The goal of this study was to determine how often adequate FOCUS imaging can be obtained in cardiac arrest patients. Among patients presenting to an urban academic medical center over a 6-month period, images were recorded in 92% of cardiac arrest patients, and 84% of those had at least one image rated adequate. This was not significantly different than the number of control patients with at least one adequate image. This study is the first to demonstrate that it is both possible to regularly obtain images during cardiac arrest management and that the adequacy of these images does not differ from those used in non-emergent settings.
Prior studies measuring the efficacy of FOCUS have been performed but have failed to assess a comparable population or used technology that is now considered outdated. Heidenreich et al. were among the first to study this topic and reported that FOCUS provided adequate imaging in only 36% of cases [5]. However, this publication was released in 1995 and ultrasound technology has improved since then. Additionally, their study population consisted primarily of patients experiencing unexplained hypotension rather than cardiac arrest. Using data from the Real-time Evaluation and Assessment Sonography Outcomes Network registry, Gaspari et al. reported that FOCUS was effective in obtaining images that could differentiate between organized and disorganized electrical activity in 76% of patient with a pulseless electrical activity arrest [6]. However, this registry did not include all patients who presented in cardiac arrest during their study period, only those who underwent FOCUS as a part of their resuscitation. Such a convenience sample cannot inform us of how often adequate images can be obtained when FOCUS is deployed routinely. In our study, images were recorded in over 90% of patients, with adequate images obtained in the vast majority of patients. This suggests that FOCUS can be employed routinely by providers treating patients with cardiac arrest.

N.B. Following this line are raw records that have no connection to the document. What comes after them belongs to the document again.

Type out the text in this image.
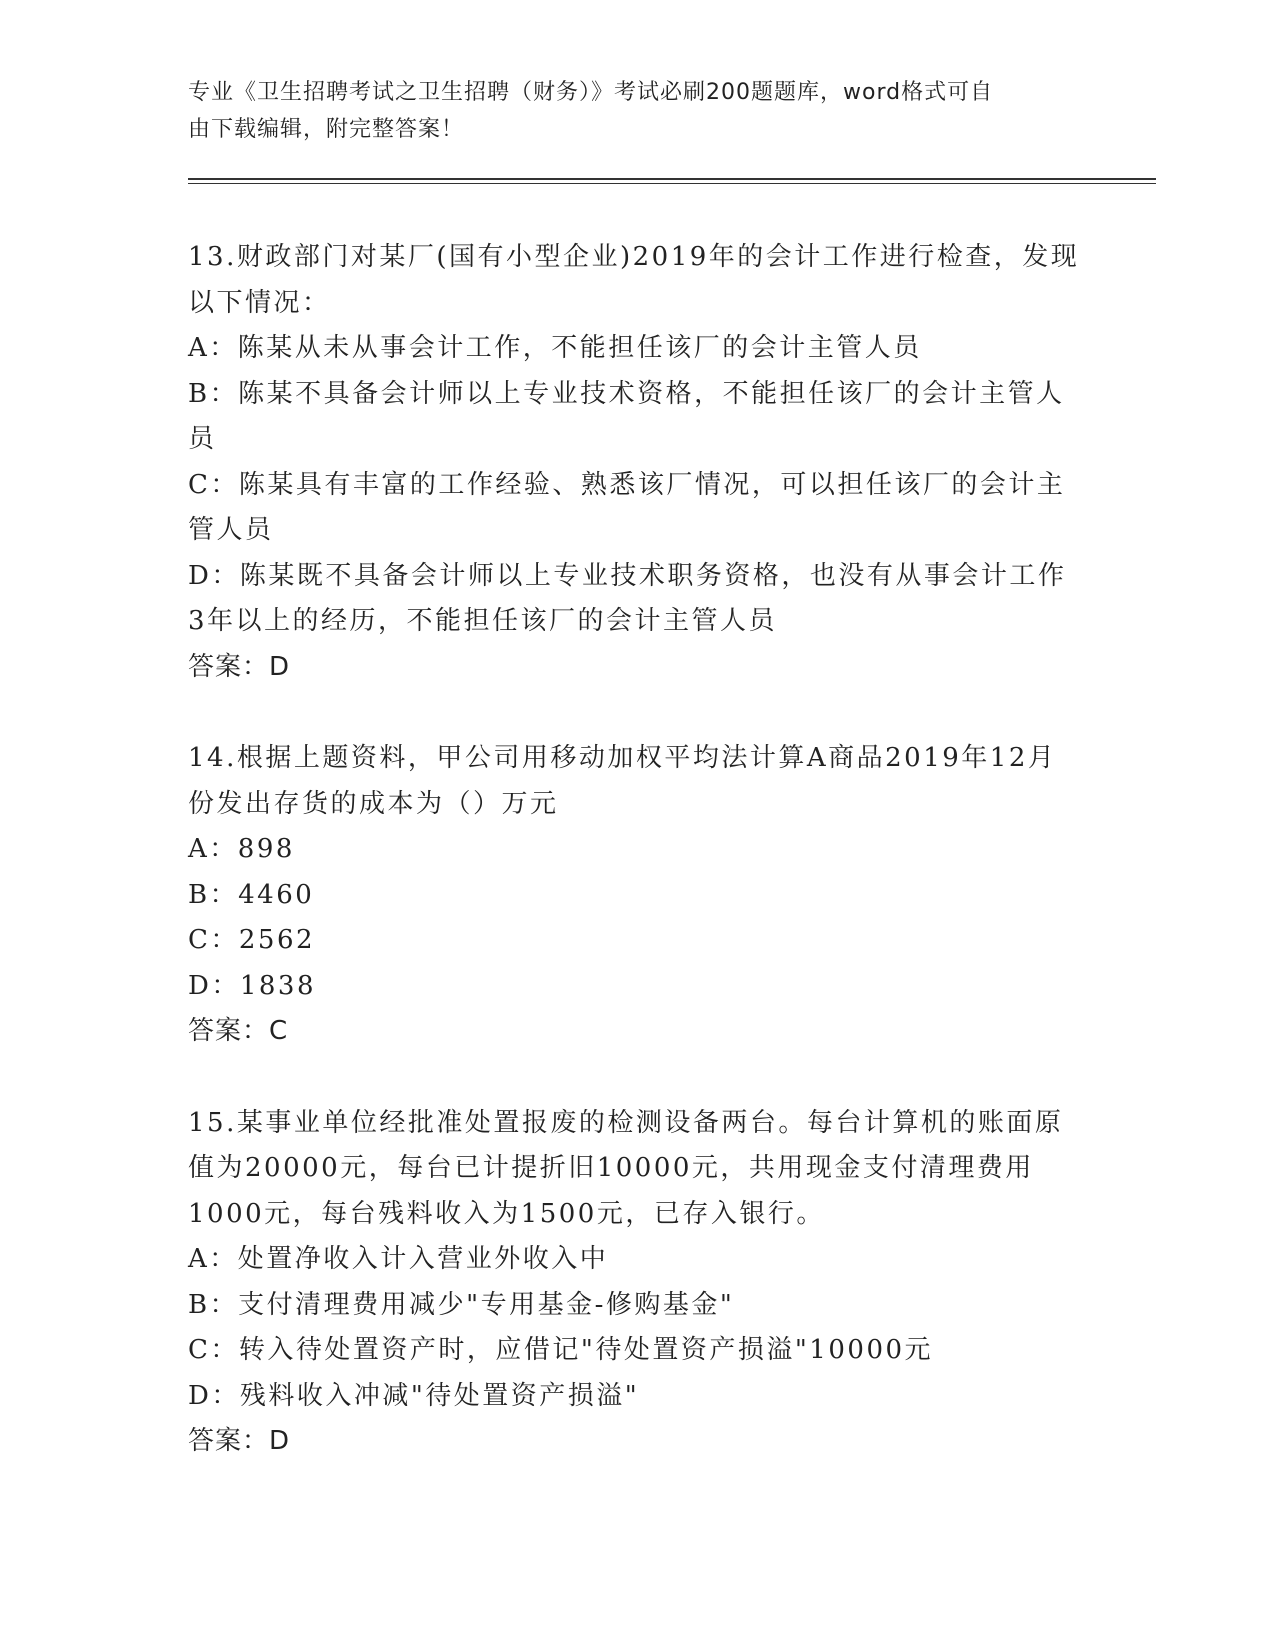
专业《卫生招聘考试之卫生招聘（财务）》考试必刷200题题库，word格式可自
由下载编辑，附完整答案！

13.财政部门对某厂(国有小型企业)2019年的会计工作进行检查，发现

以下情况：

A：陈某从未从事会计工作，不能担任该厂的会计主管人员

B：陈某不具备会计师以上专业技术资格，不能担任该厂的会计主管人

员

C：陈某具有丰富的工作经验、熟悉该厂情况，可以担任该厂的会计主

管人员

D：陈某既不具备会计师以上专业技术职务资格，也没有从事会计工作

3年以上的经历，不能担任该厂的会计主管人员

答案：D

14.根据上题资料，甲公司用移动加权平均法计算A商品2019年12月

份发出存货的成本为（）万元

A：898

B：4460

C：2562

D：1838

答案：C

15.某事业单位经批准处置报废的检测设备两台。每台计算机的账面原

值为20000元，每台已计提折旧10000元，共用现金支付清理费用

1000元，每台残料收入为1500元，已存入银行。

A：处置净收入计入营业外收入中

B：支付清理费用减少"专用基金-修购基金"

C：转入待处置资产时，应借记"待处置资产损溢"10000元

D：残料收入冲减"待处置资产损溢"

答案：D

Ours is the first study to attempt to use a definition for adequate FOCUS imaging during cardiac arrest. We used a definition for adequate based on that developed by Kimura et al. [7]. While this semi-objective scoring system is an improvement compared to an operator’s purely subjective assessment of whether FOCUS images are sufficient, further study is required to link this definition adequate imaging to clinical outcomes and ensure its utility. It is a positive sign that there was a very strong correlation between image interpreters as to the presence or absence of cardiac activity in our study, suggesting the vast majority of studies were likely adequate to answer the study question. Subsequent studies that evaluate for a difference between image quality in FOCUS compared to TEE would do well to incorporate some scoring method, and we feel that the definition of adequacy used in our study would be reasonable.
Multiple studies have shown that FOCUS during cardiac arrest may lead to longer pause times during cardiopulmonary resuscitation compared to when FOCUS is not used [2, 3]. Yet this may be alleviated with role clarity. Pauses are longer when the person leading the resuscitation is also performing the ultrasound [2]. In a prospective study by Lien et al., it was shown that pause duration was almost always < 10 s, the recommended maximum length of a pulse check, when the person performing the ultrasound was an independent member of the team [9]. Pause duration is also shorter when the provider obtaining the FOCUS exam has a higher level of ultrasound training [2]. This suggests that with best practices FOCUS may be used during cardiac arrest without unacceptable pauses.
Some have argued for the use of TEE rather than transthoracic FOCUS in cardiac arrest because TEE images are higher quality [4]. Inherent in this argument is the assumption that regular use of TEE will be as successful as FOCUS in obtaining images. Our study shows that providers can obtain adequate cardiac images in the majority of cardiac arrest cases using FOCUS, while to date there have been no studies that address the ability of the emergency physician to routinely obtain TEE images in consecutive patients. Roadblocks in TEE imaging include the patient having a secure airway, the ability to pass the probe, and the ability to obtain images once the probe is in the correct location. Until a prospective study of TEE on consecutive patients in the ED is performed, recommendations regarding its use should be limited. Ultimately, a randomized trial comparing the two modalities may be necessary.
While TEE images are likely higher quality than FOCUS images, it is uncertain whether higher quality images are required to meet the clinical need in cardiac arrest patients. The main diagnostic goals of echocardiography during cardiac arrest are to identify cardiac activity and to help determine the etiology of the arrest [10]. With limited FOCUS in our study there was agreement on the presence or absence of cardiac activity by both reviewers in 96% of cases, with the only disagreements arising when one reviewer interpreted the study as cardiac standstill and the other as reduced or severely reduced left ventricular function. Thus, a determination on the presence or absence of cardiac standstill may be possible in nearly all patients studied. Although the cardiac arrest patients in our study had significantly fewer views obtained when compared to controls, we suspect that the providers obtained the images needed to make a clinical decision regarding cardiac standstill and concluded the study to move on to other aspects of the resuscitation effort.
Our study has several limitations. It represents a single-center experience. Despite our quality improvement initiative, we were not able to record images in 100% of the cardiac arrests that presented during the study period. Still, images were obtained more frequently than in any previous study, and we believe a sufficient number of patients were included to answer the clinical question [9].